The “open for business” policy that was adopted by the government in 2018 has helped the country attract foreign investment to support the development of the energy sector.
Renewable energy initiatives
Zimbabwe has been at the forefront of the search for foreign investors regarding the exploitation of renewable energy, especially solar and hydropower.
According to the Ministry of Energy and Power Development, direct foreign investment is required to strengthen the sector.
Dr. Gloria Magombo, the Permanent Secretary of the ministry, noted that, even though local funding has launched several renewable projects, foreign investments are needed to advance the process.
In line with this, the government has identified potential sites near Norton, Mashonaland West Province, for a 100-megawatt solar power station.

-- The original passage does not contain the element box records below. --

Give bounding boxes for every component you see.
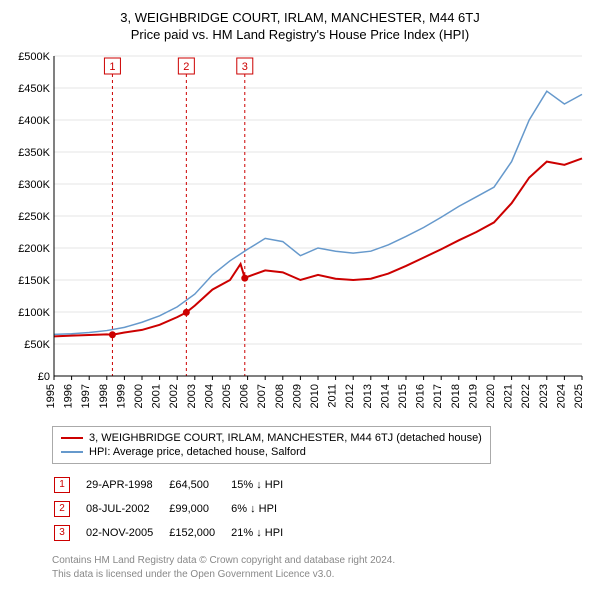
svg-text:2023: 2023 (538, 384, 550, 408)
event-price: £64,500 (169, 474, 229, 496)
svg-text:2024: 2024 (555, 384, 567, 408)
event-delta: 21% ↓ HPI (231, 522, 297, 544)
event-marker: 2 (54, 501, 70, 517)
svg-text:2004: 2004 (203, 384, 215, 408)
legend-label: 3, WEIGHBRIDGE COURT, IRLAM, MANCHESTER,… (89, 432, 482, 444)
event-row: 3 02-NOV-2005£152,00021% ↓ HPI (54, 522, 297, 544)
chart-title: 3, WEIGHBRIDGE COURT, IRLAM, MANCHESTER,… (10, 10, 590, 25)
chart-container: 3, WEIGHBRIDGE COURT, IRLAM, MANCHESTER,… (10, 10, 590, 581)
svg-text:£50K: £50K (24, 339, 50, 351)
event-date: 08-JUL-2002 (86, 498, 167, 520)
svg-text:2011: 2011 (327, 384, 339, 408)
svg-text:£200K: £200K (18, 243, 50, 255)
svg-text:£300K: £300K (18, 179, 50, 191)
svg-text:2001: 2001 (151, 384, 163, 408)
svg-text:2016: 2016 (415, 384, 427, 408)
event-marker: 1 (54, 477, 70, 493)
svg-text:2: 2 (183, 61, 189, 73)
svg-text:£100K: £100K (18, 307, 50, 319)
event-price: £152,000 (169, 522, 229, 544)
svg-text:2009: 2009 (291, 384, 303, 408)
plot-area: £0 £50K £100K £150K £200K £250K £300K £350K £400… (10, 50, 590, 420)
svg-text:2015: 2015 (397, 384, 409, 408)
legend-item: 3, WEIGHBRIDGE COURT, IRLAM, MANCHESTER,… (61, 431, 482, 445)
svg-text:£150K: £150K (18, 275, 50, 287)
svg-text:1999: 1999 (115, 384, 127, 408)
event-delta: 6% ↓ HPI (231, 498, 297, 520)
event-date: 02-NOV-2005 (86, 522, 167, 544)
svg-text:1995: 1995 (45, 384, 57, 408)
svg-text:£450K: £450K (18, 83, 50, 95)
svg-text:£500K: £500K (18, 51, 50, 63)
svg-text:2006: 2006 (239, 384, 251, 408)
svg-text:£0: £0 (38, 371, 50, 383)
svg-text:2007: 2007 (256, 384, 268, 408)
event-row: 2 08-JUL-2002£99,0006% ↓ HPI (54, 498, 297, 520)
svg-text:2012: 2012 (344, 384, 356, 408)
svg-text:1998: 1998 (98, 384, 110, 408)
svg-text:2014: 2014 (379, 384, 391, 408)
svg-text:2013: 2013 (362, 384, 374, 408)
svg-text:£400K: £400K (18, 115, 50, 127)
chart-subtitle: Price paid vs. HM Land Registry's House … (10, 27, 590, 42)
legend-swatch (61, 437, 83, 439)
event-delta: 15% ↓ HPI (231, 474, 297, 496)
svg-text:£350K: £350K (18, 147, 50, 159)
svg-text:2003: 2003 (186, 384, 198, 408)
svg-text:2002: 2002 (168, 384, 180, 408)
attribution: Contains HM Land Registry data © Crown c… (52, 554, 590, 581)
svg-text:1997: 1997 (80, 384, 92, 408)
svg-text:2018: 2018 (450, 384, 462, 408)
svg-text:2022: 2022 (520, 384, 532, 408)
svg-text:2019: 2019 (467, 384, 479, 408)
event-date: 29-APR-1998 (86, 474, 167, 496)
svg-text:2005: 2005 (221, 384, 233, 408)
svg-text:3: 3 (242, 61, 248, 73)
svg-text:2025: 2025 (573, 384, 585, 408)
svg-text:2017: 2017 (432, 384, 444, 408)
event-marker: 3 (54, 525, 70, 541)
legend: 3, WEIGHBRIDGE COURT, IRLAM, MANCHESTER,… (52, 426, 491, 464)
svg-text:2021: 2021 (503, 384, 515, 408)
svg-text:2010: 2010 (309, 384, 321, 408)
chart-svg: £0 £50K £100K £150K £200K £250K £300K £350K £400… (10, 50, 590, 420)
svg-text:2008: 2008 (274, 384, 286, 408)
attribution-line: This data is licensed under the Open Gov… (52, 568, 590, 582)
svg-text:2020: 2020 (485, 384, 497, 408)
svg-text:1: 1 (109, 61, 115, 73)
events-table: 1 29-APR-1998£64,50015% ↓ HPI 2 08-JUL-2002… (52, 472, 299, 546)
svg-text:1996: 1996 (63, 384, 75, 408)
legend-label: HPI: Average price, detached house, Salf… (89, 446, 306, 458)
event-price: £99,000 (169, 498, 229, 520)
svg-text:2000: 2000 (133, 384, 145, 408)
legend-swatch (61, 451, 83, 453)
event-row: 1 29-APR-1998£64,50015% ↓ HPI (54, 474, 297, 496)
attribution-line: Contains HM Land Registry data © Crown c… (52, 554, 590, 568)
legend-item: HPI: Average price, detached house, Salf… (61, 445, 482, 459)
svg-text:£250K: £250K (18, 211, 50, 223)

This project is a collaboration between the Zimbabwean government and independent investors from Belarus, operating under the independent power producer model with a 25-year power purchase agreement with the Zimbabwe Electricity Distribution Company.
Policy framework and investment climate
The Zimbabwe Investment and Development Agency Act also authorizes the Zimbabwe Investment and Development Agency (ZIDA) to grant investment licenses to investors with or without the country’s origin.
The legislation in this aspect has the intention of establishing a friendly environment for the participation of foreign investors in the energy sector
That said, there are still difficulties here.
Potential investors from other countries have reported that they are experiencing some challenges with bureaucratic procedures and that some policies are not consistent, these are some of the factors which act as pull factors in the country.
Solving these problems is critical to optimizing the effects of foreign investment in Zimbabwe’s energy sector.
Conclusion
The indication of investment from other countries continues to form a strong pillar in the expansion of the energy sector in Zimbabwe.
Thus the work continues, especially in the case of renewable energy projects, though much progress has been achieved regarding the investment climate.
By fostering a stable and transparent environment, Zimbabwe can continue to attract the foreign capital necessary to achieve its energy goals and ensure sustainable economic growth.